There is an odd phenomenon that happens to me though, which lead to my thoughts today. Throughout my life when my mask breaks or someone realises it is a mask at all, they snap. They point and snip at me as if I’ve done something wrong. They flick and nip at me as if my position was not next to them but beneath them. The derision and degradation for showing what is truly underneath is punishment for letting them see that my interaction is a mask. But as a fae child, the mask is not a lie.

 

Masks are used to hide something amongst humans, but amongst fae they are to portray something.

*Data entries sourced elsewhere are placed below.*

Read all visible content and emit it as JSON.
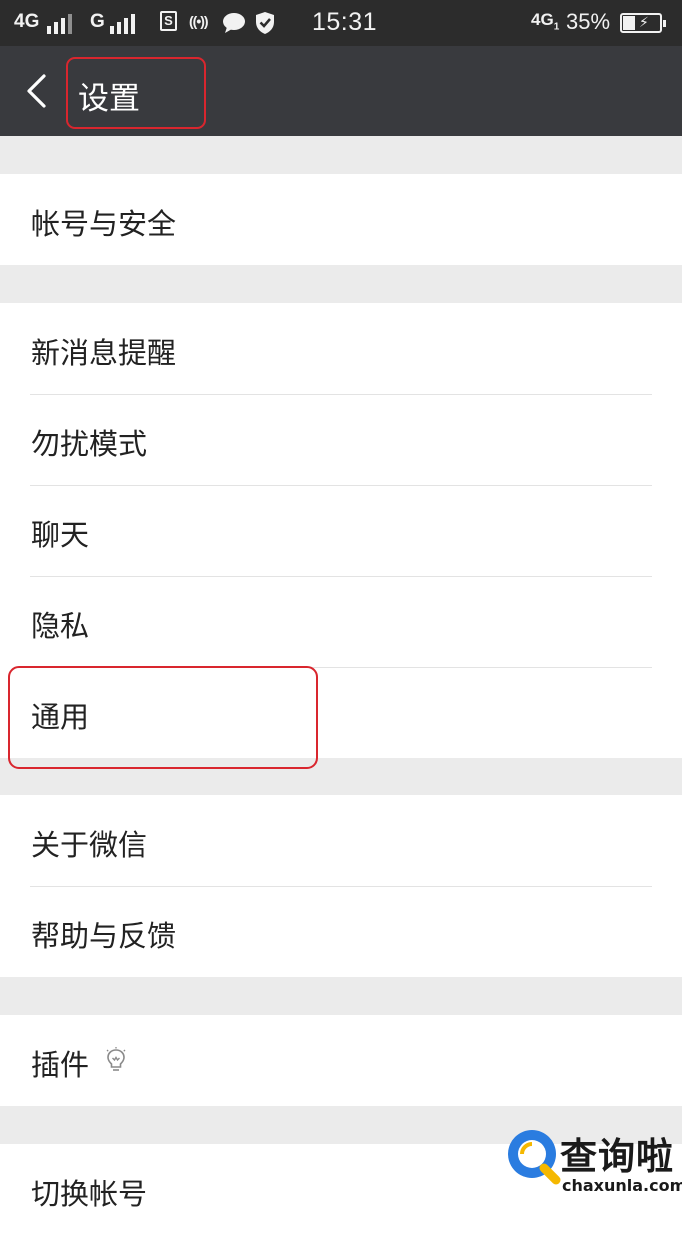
{
  "status_bar": {
    "network1": "4G",
    "network2": "G",
    "sim_badge": "S",
    "time": "15:31",
    "network3": "4G",
    "network3_sub": "1",
    "battery": "35%"
  },
  "header": {
    "title": "设置"
  },
  "groups": [
    {
      "items": [
        {
          "label": "帐号与安全"
        }
      ]
    },
    {
      "items": [
        {
          "label": "新消息提醒"
        },
        {
          "label": "勿扰模式"
        },
        {
          "label": "聊天"
        },
        {
          "label": "隐私"
        },
        {
          "label": "通用"
        }
      ]
    },
    {
      "items": [
        {
          "label": "关于微信"
        },
        {
          "label": "帮助与反馈"
        }
      ]
    },
    {
      "items": [
        {
          "label": "插件",
          "icon": "lightbulb-icon"
        }
      ]
    },
    {
      "items": [
        {
          "label": "切换帐号"
        }
      ]
    }
  ],
  "watermark": {
    "text": "查询啦",
    "domain": "chaxunla.com"
  },
  "colors": {
    "statusbar_bg": "#2c2c2c",
    "titlebar_bg": "#393a3e",
    "page_bg": "#ebebeb",
    "highlight": "#d9262e",
    "watermark_blue": "#2a7ce0",
    "watermark_yellow": "#f5b800"
  }
}
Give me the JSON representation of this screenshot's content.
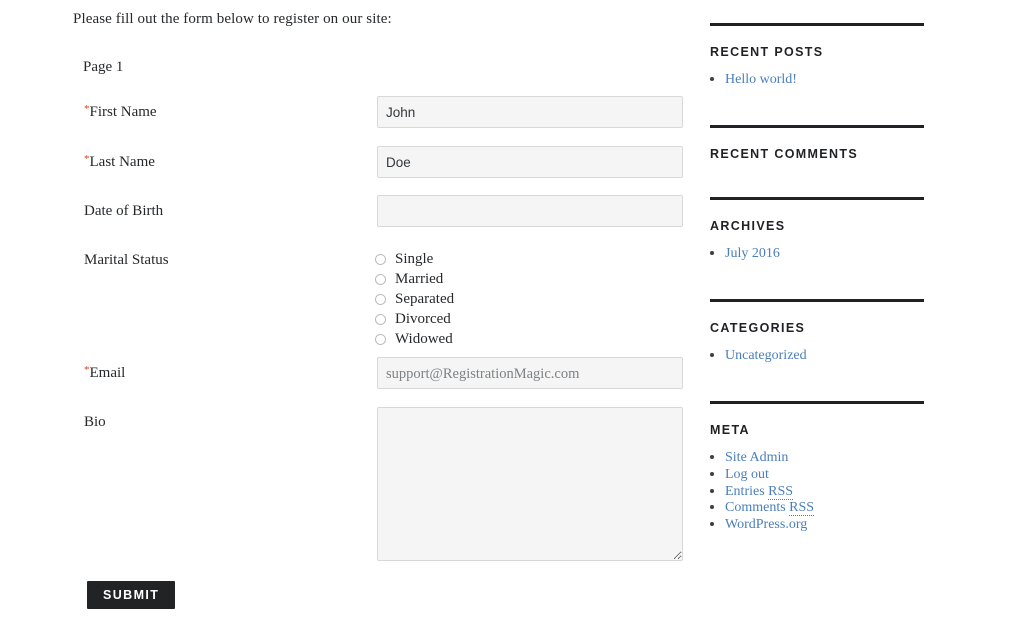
{
  "form": {
    "intro": "Please fill out the form below to register on our site:",
    "page_label": "Page 1",
    "required_marker": "*",
    "fields": [
      {
        "label": "First Name",
        "required": true,
        "type": "text",
        "value": "John",
        "placeholder": ""
      },
      {
        "label": "Last Name",
        "required": true,
        "type": "text",
        "value": "Doe",
        "placeholder": ""
      },
      {
        "label": "Date of Birth",
        "required": false,
        "type": "text",
        "value": "",
        "placeholder": ""
      },
      {
        "label": "Marital Status",
        "required": false,
        "type": "radio",
        "options": [
          "Single",
          "Married",
          "Separated",
          "Divorced",
          "Widowed"
        ],
        "selected": ""
      },
      {
        "label": "Email",
        "required": true,
        "type": "text",
        "value": "",
        "placeholder": "support@RegistrationMagic.com"
      },
      {
        "label": "Bio",
        "required": false,
        "type": "textarea",
        "value": "",
        "placeholder": ""
      }
    ],
    "submit_label": "Submit"
  },
  "sidebar": {
    "widgets": [
      {
        "title": "Recent Posts",
        "items": [
          {
            "label": "Hello world!"
          }
        ]
      },
      {
        "title": "Recent Comments",
        "items": []
      },
      {
        "title": "Archives",
        "items": [
          {
            "label": "July 2016"
          }
        ]
      },
      {
        "title": "Categories",
        "items": [
          {
            "label": "Uncategorized"
          }
        ]
      },
      {
        "title": "Meta",
        "items": [
          {
            "label": "Site Admin"
          },
          {
            "label": "Log out"
          },
          {
            "label": "Entries RSS",
            "abbr": "RSS"
          },
          {
            "label": "Comments RSS",
            "abbr": "RSS"
          },
          {
            "label": "WordPress.org"
          }
        ]
      }
    ]
  },
  "colors": {
    "link": "#4a7ebb",
    "required": "#e2401c",
    "rule": "#1f2124",
    "submit_bg": "#222325",
    "input_bg": "#f5f5f5",
    "input_border": "#d8d8d8"
  }
}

To give the audience what they seek. To fulfil their desires. I don’t wear a mask to hide myself. I’m not a parasite hoping to feed and drop off. Have the other fae children harmed you?

 

I wear my masks to give you what you’ve told me you need. You think you want the real me because accepting that the mask IS me feels like I’ve lied to you and been deceptive. I haven’t though. I haven’t lied to you. In the moments I wore that mask it was part of me. What is underneath is blank. It is smooth and empty. I am filled with experiences that take no form until I have an image to mimic. Don’t be afraid of the mask, for while I wear it, it is me.

 

From all this, I have to ask myself. With no one to reflect, who am I?

 

That is not the question for now though. These are just my ramblings and thoughts as I pour the unedited observations onto a page to process them. As I write, I become my writing. In that moment I am not the writer, but I am the words.

 

Is that what it takes to be a good storyteller?

 

Perhaps it is those with the Uncanny Valley effect and fae blood in their veins that is needed to see the world in new ways.